Are equity projects or debt projects safer?

Son más seguros los proyectos de equity o los de deuda

Are equity projects or debt projects safer?

Investing in real estate offers the opportunity to participate in a variety of projects, each with its own set of benefits and risks. Two common approaches in this field are equity investment (ownership participation) and debt investment (loans). The question that arises is: which of these approaches is safer? Don’t worry, in this article, we’ll discuss the characteristics associated with each type of project.

Equity projects

Equity investment involves the participation of investors acquiring a share of ownership in a specific project. In this context, the term “equity” refers to the ownership stake and the benefits associated with the financial performance of that property.

In a real estate equity project, investors contribute capital to finance the development, acquisition, or improvement of a property. In return, they receive a proportional stake in the ownership and, therefore, in the associated benefits and risks. Below, we detail the key characteristics of equity real estate projects.


Equity real estate projects offer various benefits to investors who choose to participate in this type of investment. Here are some key benefits:

  1. Appreciation of value: Equity investors have the opportunity to directly benefit from the increase in the property’s value.
  2. Potential for significant returns: By participating in ownership, equity investors have the opportunity to achieve significant returns, especially if the property’s value increases over time. Benefits are not limited by fixed interest payments, as in the case of debt investments.
  3. Direct participation in profits: Investors directly share in the profits generated by the project. If the project is successful and generates additional income, investors benefit proportionally.

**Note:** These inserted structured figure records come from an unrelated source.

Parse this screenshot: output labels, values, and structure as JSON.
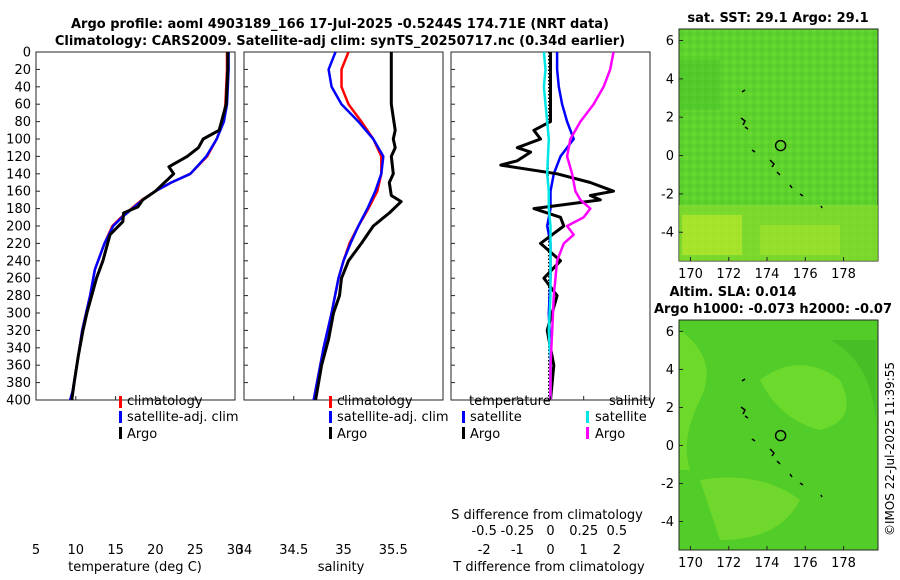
{
  "header": {
    "title_line1": "Argo profile: aoml 4903189_166 17-Jul-2025 -0.5244S 174.71E (NRT data)",
    "title_line2": "Climatology: CARS2009. Satellite-adj clim: synTS_20250717.nc (0.34d earlier)"
  },
  "map_panels": {
    "sst_title": "sat. SST: 29.1 Argo: 29.1",
    "sla_title1": "Altim. SLA: 0.014",
    "sla_title2": "Argo h1000: -0.073 h2000: -0.07",
    "lon_ticks": [
      "170",
      "172",
      "174",
      "176",
      "178"
    ],
    "lat_ticks": [
      "6",
      "4",
      "2",
      "0",
      "-2",
      "-4"
    ],
    "float_position": {
      "lon": 174.71,
      "lat": 0.52
    },
    "colors": {
      "field": "#5ed22c",
      "warm": "#c8ef2a",
      "cool": "#30c030"
    }
  },
  "credit": "©IMOS 22-Jul-2025 11:39:55",
  "chart_data": [
    {
      "type": "line",
      "id": "temperature",
      "xlabel": "temperature (deg C)",
      "ylabel": "",
      "xlim": [
        5,
        30
      ],
      "ylim": [
        400,
        0
      ],
      "xticks": [
        "5",
        "10",
        "15",
        "20",
        "25",
        "30"
      ],
      "yticks": [
        "0",
        "20",
        "40",
        "60",
        "80",
        "100",
        "120",
        "140",
        "160",
        "180",
        "200",
        "220",
        "240",
        "260",
        "280",
        "300",
        "320",
        "340",
        "360",
        "380",
        "400"
      ],
      "legend": {
        "position": "middle-right",
        "entries": [
          "climatology",
          "satellite-adj. clim",
          "Argo"
        ]
      },
      "series": [
        {
          "name": "climatology",
          "color": "#ff0000",
          "width": 2.5,
          "x": [
            29.0,
            29.0,
            28.9,
            28.8,
            28.5,
            27.7,
            26.5,
            24.4,
            22.0,
            20.0,
            18.3,
            17.0,
            15.7,
            14.6,
            13.6,
            12.4,
            11.8,
            11.3,
            10.8,
            10.3,
            9.6,
            9.3
          ],
          "y": [
            0,
            20,
            40,
            60,
            80,
            100,
            120,
            140,
            150,
            160,
            170,
            180,
            190,
            200,
            220,
            250,
            280,
            300,
            320,
            350,
            390,
            400
          ]
        },
        {
          "name": "satellite-adj. clim",
          "color": "#0000ff",
          "width": 2.5,
          "x": [
            29.2,
            29.2,
            29.1,
            29.0,
            28.6,
            27.7,
            26.4,
            24.4,
            22.0,
            20.0,
            18.4,
            17.1,
            15.8,
            14.7,
            13.6,
            12.4,
            11.8,
            11.3,
            10.8,
            10.3,
            9.6,
            9.3
          ],
          "y": [
            0,
            20,
            40,
            60,
            80,
            100,
            120,
            140,
            150,
            160,
            170,
            180,
            190,
            200,
            220,
            250,
            280,
            300,
            320,
            350,
            390,
            400
          ]
        },
        {
          "name": "Argo",
          "color": "#000000",
          "width": 3,
          "x": [
            29.1,
            29.1,
            29.0,
            28.9,
            28.3,
            28.0,
            26.0,
            25.4,
            24.0,
            21.7,
            22.3,
            20.0,
            18.4,
            17.8,
            16.0,
            15.9,
            14.3,
            13.4,
            12.6,
            12.0,
            11.4,
            10.9,
            10.3,
            9.8,
            9.5
          ],
          "y": [
            0,
            20,
            40,
            60,
            80,
            90,
            100,
            110,
            120,
            132,
            140,
            160,
            170,
            178,
            185,
            195,
            210,
            240,
            260,
            280,
            300,
            320,
            350,
            380,
            400
          ]
        }
      ]
    },
    {
      "type": "line",
      "id": "salinity",
      "xlabel": "salinity",
      "xlim": [
        34,
        36
      ],
      "ylim": [
        400,
        0
      ],
      "xticks": [
        "34",
        "34.5",
        "35",
        "35.5"
      ],
      "legend": {
        "position": "middle-right",
        "entries": [
          "climatology",
          "satellite-adj. clim",
          "Argo"
        ]
      },
      "series": [
        {
          "name": "climatology",
          "color": "#ff0000",
          "width": 2.5,
          "x": [
            35.05,
            34.98,
            34.98,
            35.05,
            35.18,
            35.3,
            35.38,
            35.38,
            35.34,
            35.25,
            35.15,
            35.06,
            35.0,
            34.95,
            34.88,
            34.8,
            34.7
          ],
          "y": [
            0,
            20,
            40,
            60,
            80,
            100,
            120,
            140,
            160,
            180,
            200,
            220,
            240,
            260,
            300,
            340,
            400
          ]
        },
        {
          "name": "satellite-adj. clim",
          "color": "#0000ff",
          "width": 2.5,
          "x": [
            34.92,
            34.85,
            34.88,
            34.98,
            35.15,
            35.3,
            35.4,
            35.38,
            35.32,
            35.24,
            35.15,
            35.07,
            35.0,
            34.95,
            34.88,
            34.8,
            34.7
          ],
          "y": [
            0,
            20,
            40,
            60,
            80,
            100,
            120,
            140,
            160,
            180,
            200,
            220,
            240,
            260,
            300,
            340,
            400
          ]
        },
        {
          "name": "Argo",
          "color": "#000000",
          "width": 3,
          "x": [
            35.48,
            35.48,
            35.48,
            35.52,
            35.5,
            35.52,
            35.48,
            35.5,
            35.46,
            35.48,
            35.58,
            35.46,
            35.3,
            35.18,
            35.05,
            34.98,
            34.96,
            34.9,
            34.85,
            34.78,
            34.72
          ],
          "y": [
            0,
            40,
            60,
            90,
            100,
            110,
            120,
            140,
            150,
            165,
            172,
            185,
            200,
            220,
            240,
            260,
            280,
            300,
            330,
            360,
            400
          ]
        }
      ]
    },
    {
      "type": "line",
      "id": "differences",
      "xlabel": "T difference from climatology",
      "xlabel_top": "S difference from climatology",
      "xlim": [
        -3,
        3
      ],
      "ylim": [
        400,
        0
      ],
      "xticks": [
        "-2",
        "-1",
        "0",
        "1",
        "2"
      ],
      "sticks": [
        "-0.5",
        "-0.25",
        "0",
        "0.25",
        "0.5"
      ],
      "legend": {
        "temperature_header": "temperature",
        "salinity_header": "salinity",
        "entries": [
          "satellite",
          "Argo",
          "satellite",
          "Argo"
        ]
      },
      "series": [
        {
          "name": "temperature satellite",
          "color": "#0000ff",
          "width": 2.5,
          "x": [
            0.2,
            0.2,
            0.25,
            0.35,
            0.5,
            0.7,
            0.3,
            0.1,
            0.0,
            0.0,
            -0.1,
            0.0,
            0.0,
            0.0,
            -0.05,
            0.0,
            0.0
          ],
          "y": [
            0,
            20,
            40,
            60,
            80,
            100,
            120,
            140,
            160,
            180,
            200,
            220,
            240,
            260,
            300,
            350,
            400
          ]
        },
        {
          "name": "temperature Argo",
          "color": "#000000",
          "width": 3,
          "x": [
            0.0,
            0.0,
            0.0,
            -0.5,
            -0.3,
            -1.0,
            -0.6,
            -1.0,
            -1.5,
            0.2,
            1.2,
            1.9,
            1.2,
            1.5,
            -0.5,
            0.3,
            0.4,
            -0.3,
            0.3,
            -0.2,
            0.2,
            -0.1,
            0.1,
            0.0
          ],
          "y": [
            0,
            60,
            80,
            90,
            100,
            110,
            115,
            125,
            130,
            140,
            150,
            160,
            165,
            170,
            180,
            190,
            200,
            220,
            240,
            260,
            280,
            320,
            360,
            400
          ]
        },
        {
          "name": "salinity satellite",
          "color": "#00e5e5",
          "width": 2.5,
          "x": [
            -0.2,
            -0.15,
            -0.2,
            -0.15,
            -0.1,
            -0.05,
            -0.1,
            -0.05,
            -0.05,
            0.0,
            0.0,
            0.0,
            -0.05,
            0.0,
            0.0
          ],
          "y": [
            0,
            20,
            40,
            60,
            80,
            100,
            140,
            160,
            180,
            200,
            240,
            280,
            320,
            360,
            400
          ]
        },
        {
          "name": "salinity Argo",
          "color": "#ff00ff",
          "width": 2.5,
          "x": [
            1.9,
            1.8,
            1.6,
            1.3,
            0.9,
            0.6,
            0.5,
            0.65,
            0.75,
            0.9,
            1.2,
            1.0,
            0.5,
            0.7,
            0.4,
            0.2,
            0.1,
            0.05,
            0.0,
            0.0
          ],
          "y": [
            0,
            20,
            40,
            60,
            80,
            100,
            120,
            140,
            160,
            170,
            180,
            190,
            200,
            210,
            220,
            240,
            280,
            320,
            360,
            400
          ]
        }
      ]
    }
  ]
}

Although equity real estate projects offer attractive benefits to investors, they also involve certain risks that investors should consider before participating in such investments. Here are some of the risks associated with equity real estate projects:

  1. Real estate market volatility: Equity projects are directly exposed to fluctuations in the real estate market. Changes in market demand, economic conditions, and external factors can affect the property’s value and, consequently, the investment’s performance.
  2. Limited liquidity: Selling a stake in an equity project can be more complex and time-consuming. Limited liquidity can be a challenge in situations that require quick access to funds.
  3. Development risks: These projects face additional risks related to the planning, construction, and marketing of new properties.

Debt projects

Debt real estate projects involve investors providing funding to a real estate project through loans. In this context, investors act as lenders, and the project developer is the borrower. In exchange for funding, debt investors may receive regular interest payments or a lump sum at the agreed-upon loan term. Some key characteristics of debt real estate projects include:


Debt real estate projects offer several benefits to investors seeking a more conservative strategy and a stable source of income. Below, you can find key benefits and risks associated with investing in this type of project.

  1. Stable and predictable income: Debt investors receive regular interest payments during the loan’s duration, providing a stable and predictable source of income. This feature is especially attractive to those seeking constant cash flow.
  2. Less exposure to real estate market volatility: Returns for debt investors are more tied to interest payments than the changing value of the property. This reduces their exposure to fluctuations in the real estate market.
  3. Greater potential liquidity: Debt investment often offers greater liquidity compared to equity investment. Loans may have shorter terms, allowing investors to recover their capital in a shorter period.


Debt real estate projects offer significant benefits but also come with certain risks that investors should be aware of. Some associated risks include:

  1. Developer default risk: The ability of the developer, in this case, considered the borrower, to meet interest payments and repay the loan is crucial.
  2. Interest rate risk: If the loan has a long duration, there may come a time when its interest rates are lower than the cost of living or compared to other investment alternatives that could provide higher returns.
  3. Fixed return risk: Although interest payments are predictable, they can also be limited in terms of return compared to the profit potential for equity investors if the project performs exceptionally well.

Debt projects may offer greater income stability but with lower profit potential. Equity projects, on the other hand, provide the opportunity for higher returns but with greater exposure to market volatility. At Urbanitae, we believe that both equity and debt projects are very interesting alternatives for an investor’s portfolio. The choice between one project or another depends solely on the investor, based on their risk tolerance and financial objectives.